Bien que le taux de chômage culmine à environ 35% en Andalousie et que la moyenne nationale soit de 26%, le Pays Basque et son taux de 17% n’est pas moins touché par la crise qu’ailleurs. Carmelo Corada,  responsable de la communication de Cáritas Bizkaia, me confirme que la pauvreté existe bel et bien dans la région : « Même si les indicateurs économiques annoncent du mieux, les gens que nous aidons souffrent toujours plus ».  Cette ONG liée à l’Eglise catholique s’occupe d’environ 50 000 personnes dans le Pays basque, 13 000 d’entre eux sont au bord de la rupture et de l’exclusion sociale.
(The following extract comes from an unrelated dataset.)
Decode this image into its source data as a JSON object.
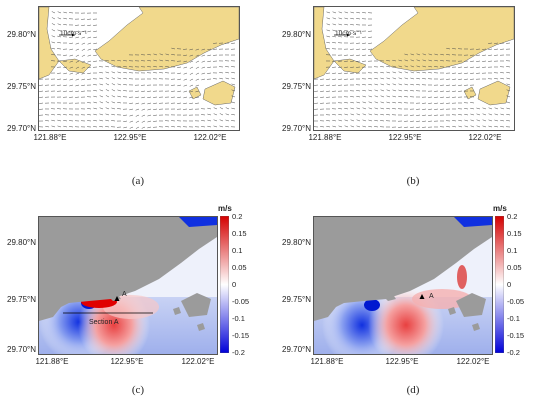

Ils étaient 7 000 en 2007.

Carmelo Corada dresse un état des lieux préoccupant : « Entre 2007 et 2012 les aides de Cáritas ont augmenté de presque 50% (dans d’autres régions cela atteint 100% voire 150%) surtout au niveau de l’accueil et du soutien aux plus démunis. Les gens viennent nous voir pour nous dire qu’ils n’arrivent plus à se nourrir, qu’on leur a coupé l’électricité. La principale difficulté c’est de les accompagner vers un emploi stable. La majorité des familles et des personnes que nous aidons bénéficient de nos services depuis plus de 3 ans ». La misère ne fait pas de différence, elle frappe tout le monde, mais certains publics sont plus fragiles que d’autres. C’est ce que confirme l’employé de l’ONG : « Les  profils les plus touchés sont surtout ceux qui ne bénéficient pas de l’aide de leur famille ou de leur entourage : les familles monoparentales composées essentiellement des mères seules avec des enfants qui souffrent de sous nutrition à force de manger les mêmes aliments. Mais notons que 69% des SDF que nous aidons sont des hommes ».

Il poursuit son raisonnement afin de tordre le cou à un cliché : « Avant 2008 le public de Cáritas était composé de deux tiers d’immigrés et d’un tiers « d’autochtones ». Aujourd’hui on se rapproche du 50-50. A la différence de beaucoup «d’autochtones », les immigrés n’ont personne pour les soutenir car ce sont eux qui aident leur famille restée au pays ». Face aux gens effrayés du fait que les immigrés leur volent leur emplois, el señor Corada se veut pragmatique : « Quand on regarde les faits, ces immigrés sont venus occuper les emplois dont nous ne voulions plus. Aujourd’hui, avec la pénurie beaucoup regardent ces jobs avec envie à cause de la nécessité ».

Selon un rapport de Cáritas, l’Espagne pourrait éradiquer l’extrême précarité ou tout du moins sortir des millions de personnes des griffes acérées de la pauvreté en utilisant les 230 millions d’euros que le gouvernement va dépenser pour sauver les routes vétustes de la péninsule ibérique.  Outre la vive réaction du gouvernement de Mariano Rajoy qui conteste la véracité de ce rapport, à une poignée de jours du scrutin européen, cela pose la question du sens des priorités de l’exécutif en place.